Angiotensin-converting enzyme 2, sex differences, and COVID-19: The missing link.

We read with interest the article by Elgendy and Pepine [1] regarding the still poorly understood factors contributing to the observed sex differences in COVID-19 outcomes in men and women. Although the authors made an attempt to connect differential expression of angiotensin-converting enzyme 2 (ACE2) in men and women with COVID-19 outcomes, the proposed link is tenuous. In the study they cite, no differences could be demonstrated in plasma ACE2 between healthy men and women at any age [2]. Recently, a study in heart failure patients (who are known to have lower ACE2 levels) showed a slight (6%), but significantly, higher plasma ACE2 level in men compared with women [3]. Differential COVID-19 outcomes in men and women might thus rather reflect the overall higher incidence of cardiovascular risk factors and disease in men, and the inherent differences in immune response to viral infections in the two sexes, than a speculative difference in ACE2 expression.

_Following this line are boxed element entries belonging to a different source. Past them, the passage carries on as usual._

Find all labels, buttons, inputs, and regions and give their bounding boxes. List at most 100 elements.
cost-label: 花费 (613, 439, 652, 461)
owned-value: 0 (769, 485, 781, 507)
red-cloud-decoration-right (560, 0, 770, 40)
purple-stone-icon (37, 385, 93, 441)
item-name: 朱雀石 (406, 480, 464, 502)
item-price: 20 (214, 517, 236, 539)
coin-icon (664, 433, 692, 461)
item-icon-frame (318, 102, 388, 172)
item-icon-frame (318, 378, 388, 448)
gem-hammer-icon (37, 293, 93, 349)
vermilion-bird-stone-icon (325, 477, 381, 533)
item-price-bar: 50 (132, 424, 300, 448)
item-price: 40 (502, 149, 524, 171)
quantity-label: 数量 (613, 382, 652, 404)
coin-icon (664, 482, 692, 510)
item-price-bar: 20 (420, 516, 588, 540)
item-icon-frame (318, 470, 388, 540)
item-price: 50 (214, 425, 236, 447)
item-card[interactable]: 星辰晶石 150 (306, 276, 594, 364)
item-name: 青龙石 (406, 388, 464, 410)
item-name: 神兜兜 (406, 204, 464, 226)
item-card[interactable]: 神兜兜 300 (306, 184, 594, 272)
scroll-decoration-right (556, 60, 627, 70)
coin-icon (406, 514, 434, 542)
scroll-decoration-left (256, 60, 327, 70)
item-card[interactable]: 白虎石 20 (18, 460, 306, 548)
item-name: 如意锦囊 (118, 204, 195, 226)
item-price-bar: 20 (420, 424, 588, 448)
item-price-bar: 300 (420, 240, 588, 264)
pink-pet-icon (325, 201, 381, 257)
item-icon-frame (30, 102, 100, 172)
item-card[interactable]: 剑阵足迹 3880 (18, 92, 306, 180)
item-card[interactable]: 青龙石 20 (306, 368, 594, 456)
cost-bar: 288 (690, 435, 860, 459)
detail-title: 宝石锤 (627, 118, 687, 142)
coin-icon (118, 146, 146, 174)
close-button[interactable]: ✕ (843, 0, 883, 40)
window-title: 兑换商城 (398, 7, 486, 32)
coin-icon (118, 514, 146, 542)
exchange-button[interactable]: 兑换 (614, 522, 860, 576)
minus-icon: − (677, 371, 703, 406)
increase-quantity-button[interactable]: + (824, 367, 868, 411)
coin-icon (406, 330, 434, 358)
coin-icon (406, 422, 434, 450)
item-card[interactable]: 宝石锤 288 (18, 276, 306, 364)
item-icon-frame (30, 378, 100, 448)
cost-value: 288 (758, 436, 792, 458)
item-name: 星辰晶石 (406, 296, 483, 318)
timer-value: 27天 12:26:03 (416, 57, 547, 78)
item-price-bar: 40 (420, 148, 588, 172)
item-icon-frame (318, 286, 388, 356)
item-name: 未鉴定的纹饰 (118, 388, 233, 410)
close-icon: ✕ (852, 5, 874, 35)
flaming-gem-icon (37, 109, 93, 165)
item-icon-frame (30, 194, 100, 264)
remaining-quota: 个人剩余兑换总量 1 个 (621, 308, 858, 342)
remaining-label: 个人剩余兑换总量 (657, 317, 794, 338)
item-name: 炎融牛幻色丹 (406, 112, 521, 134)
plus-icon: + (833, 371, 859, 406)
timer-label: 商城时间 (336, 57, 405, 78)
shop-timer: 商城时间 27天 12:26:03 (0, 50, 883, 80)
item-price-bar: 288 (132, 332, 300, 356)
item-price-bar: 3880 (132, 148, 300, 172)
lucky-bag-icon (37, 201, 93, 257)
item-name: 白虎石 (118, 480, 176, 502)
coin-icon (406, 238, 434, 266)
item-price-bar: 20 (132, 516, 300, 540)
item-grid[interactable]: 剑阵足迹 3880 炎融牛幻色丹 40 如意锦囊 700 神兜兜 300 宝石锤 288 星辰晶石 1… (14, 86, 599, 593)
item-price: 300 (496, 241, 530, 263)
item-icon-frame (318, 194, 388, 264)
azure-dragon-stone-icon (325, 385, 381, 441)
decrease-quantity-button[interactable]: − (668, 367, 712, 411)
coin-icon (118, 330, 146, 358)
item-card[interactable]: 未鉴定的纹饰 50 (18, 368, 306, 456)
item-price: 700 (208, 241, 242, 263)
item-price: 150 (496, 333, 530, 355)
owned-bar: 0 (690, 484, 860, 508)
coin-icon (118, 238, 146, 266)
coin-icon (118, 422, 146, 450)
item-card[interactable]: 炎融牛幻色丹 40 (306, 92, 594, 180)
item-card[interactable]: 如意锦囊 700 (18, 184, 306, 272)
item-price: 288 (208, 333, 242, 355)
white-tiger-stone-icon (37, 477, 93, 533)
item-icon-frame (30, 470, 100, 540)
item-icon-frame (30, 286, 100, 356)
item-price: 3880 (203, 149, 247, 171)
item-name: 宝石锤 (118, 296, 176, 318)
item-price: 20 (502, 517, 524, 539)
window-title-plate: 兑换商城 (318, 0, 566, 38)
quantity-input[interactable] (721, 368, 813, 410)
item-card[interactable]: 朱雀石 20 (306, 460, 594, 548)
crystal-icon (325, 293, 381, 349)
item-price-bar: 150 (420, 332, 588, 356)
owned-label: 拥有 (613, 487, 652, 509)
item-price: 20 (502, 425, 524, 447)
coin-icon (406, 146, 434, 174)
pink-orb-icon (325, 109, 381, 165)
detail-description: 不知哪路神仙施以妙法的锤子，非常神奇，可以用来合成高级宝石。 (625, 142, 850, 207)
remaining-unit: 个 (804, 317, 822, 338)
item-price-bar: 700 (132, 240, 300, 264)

The authors hypothesized that increased ACE2 expression might predispose to COVID-19 infection via increased viral entry into cells. However, lower ACE2 expression leads to less conversion of angiotensin II to angiotensin-(1–7), resulting in toxic accumulation of angiotensin II, especially when ACE2 receptors are being blocked and downregulated by the viruses [4]. This mechanism might be the main contributor to severe cardiopulmonary injury and worse outcomes in COVID-19, despite its role in viral entry [5].

ACE2 is important in the pathophysiology of COVID-19, but whether there are gender differences that impart divergent outcomes requires further research.

Declaration of Competing Interest

The authors report no relationships that could be construed as a conflict of interest.